Health findings do not flood the chat. Each distinct alert is debounced with a thirty-minute cooldown: once an alert fires, the same alert stays silent for thirty minutes even if the underlying condition persists across loop cycles. This keeps a single ongoing problem (a rate-limit warning, a stuck agent) from posting every ten minutes.

Background refreshes

A few maintenance tasks ride the same ten-minute clock but run on longer intervals, counted in cycles:

Task	Cadence	Trigger
Monitoring loop	every cycle	10 min
Task discovery	every 3rd cycle	30 min
Changelog cache refresh	every 6th cycle	60 min

The changelog refresh is fire-and-forget: it kicks off changelog-review.js in the background to keep the CLI-version cache warm, so the cli_versions check stays fast (it only ever reads the cache).

Proactive task discovery

Every thirty minutes — every third monitoring cycle — the bot scans GitHub for work that is ready but idle. It looks for four conditions:

jkz:ready issues with no active pipeline — work that is queued but unstarted.
Stale PRs open longer than 24 hours — surfaced as informational, not as a problem to fix.
Blocked issues — issues waiting on an unresolved dependency.
Stale pipelines older than two hours — a run that has stalled mid-phase.

Each finding is offered as a Telegram inline keyboard: a message with buttons the human can tap to act. The system suggests; the human acts. Nothing starts a pipeline, merges a PR, or unblocks an issue automatically.
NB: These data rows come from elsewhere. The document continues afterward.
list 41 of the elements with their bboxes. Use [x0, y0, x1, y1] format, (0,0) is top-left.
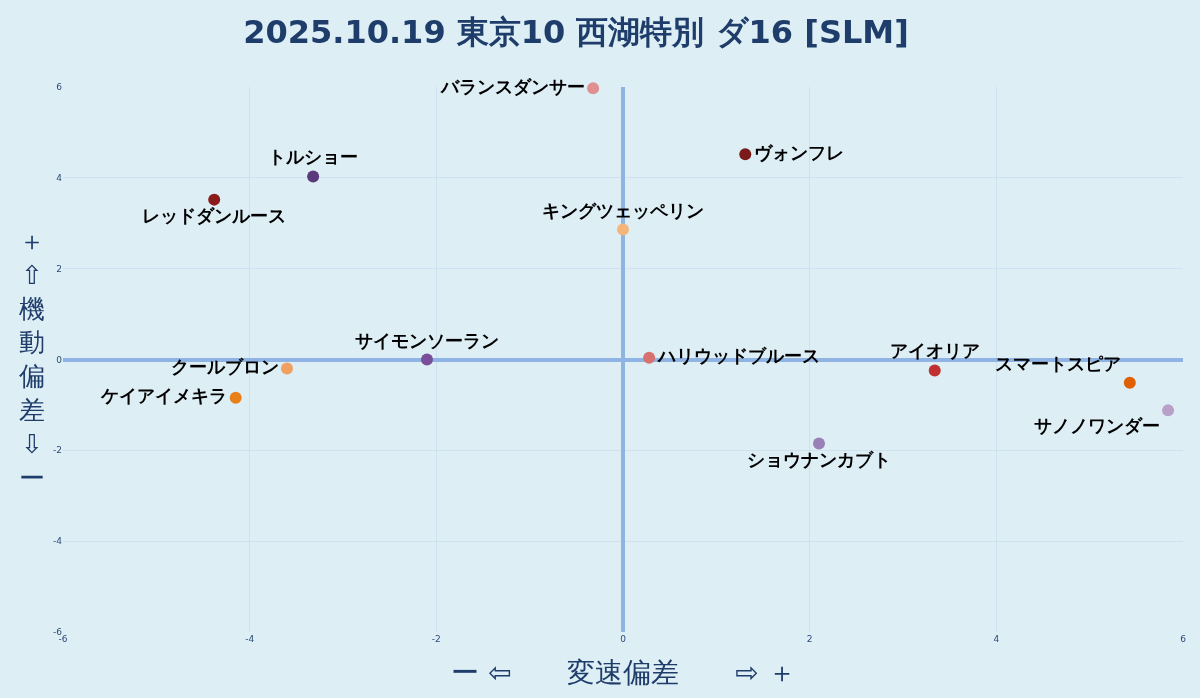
y-tick-label: 4 — [56, 172, 63, 183]
y-axis-title: ＋⇧機動偏差⇩ー — [19, 226, 45, 493]
y-tick-label: -2 — [53, 445, 62, 456]
x-tick-label: -4 — [245, 634, 255, 644]
y-tick-label: 6 — [56, 82, 63, 93]
series-label: クールブロン — [170, 356, 279, 378]
point — [587, 82, 600, 95]
series-label: サノノワンダー — [1033, 415, 1160, 437]
y-tick-label: -4 — [53, 536, 63, 547]
series-label: トルショー — [268, 146, 359, 168]
series-label: キングツェッペリン — [542, 199, 704, 221]
point — [739, 148, 752, 161]
series-label: ヴォンフレ — [753, 141, 844, 163]
x-axis-title: ー ⇦ 変速偏差 ⇨ ＋ — [451, 656, 796, 689]
y-tick-label: 2 — [56, 263, 62, 274]
point — [617, 223, 629, 236]
series-label: レッドダンルース — [142, 204, 287, 226]
point — [421, 353, 433, 366]
series-label: バランスダンサー — [439, 75, 585, 97]
point — [928, 364, 941, 377]
series-label: スマートスピア — [995, 352, 1122, 374]
series-label: ショウナンカブト — [747, 448, 891, 470]
point — [229, 391, 242, 404]
series-label: ケイアイメキラ — [100, 385, 228, 407]
series-label: ハリウッドブルース — [655, 345, 820, 367]
point — [281, 362, 293, 375]
point — [307, 170, 320, 183]
x-tick-label: 2 — [806, 634, 813, 644]
x-tick-label: -2 — [431, 634, 441, 644]
point — [813, 437, 825, 450]
point — [643, 351, 656, 364]
y-tick-label: 0 — [56, 354, 63, 365]
point — [1162, 404, 1175, 417]
point — [208, 193, 221, 206]
x-tick-label: 4 — [993, 634, 1000, 644]
x-tick-label: 6 — [1180, 634, 1187, 644]
x-tick-label: 0 — [620, 634, 627, 644]
series-label: アイオリア — [889, 340, 980, 362]
chart-title: 2025.10.19 東京10 西湖特別 ダ16 [SLM] — [243, 12, 909, 51]
series-label: サイモンソーラン — [355, 329, 499, 351]
point — [1123, 376, 1136, 389]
Staying under the callback limit

Telegram caps callback_data — the payload attached to an inline button — at 64 bytes. A jkz command with an issue number and context easily exceeds that. The bot works around the limit with a pendingCommands pattern: the full command is stored server-side and the button carries only a short key that points to it. When the button is pressed, the bot looks up the real command by its key. This keeps every button well under the 64-byte ceiling regardless of how long the underlying command is.

Where this lives

The checks themselves are defined in scripts/monitoring-checks.js; task discovery lives in scripts/task-discovery.js; and the bot that schedules both loops, debounces alerts, and renders the inline keyboards is scripts/telegram-bot.js.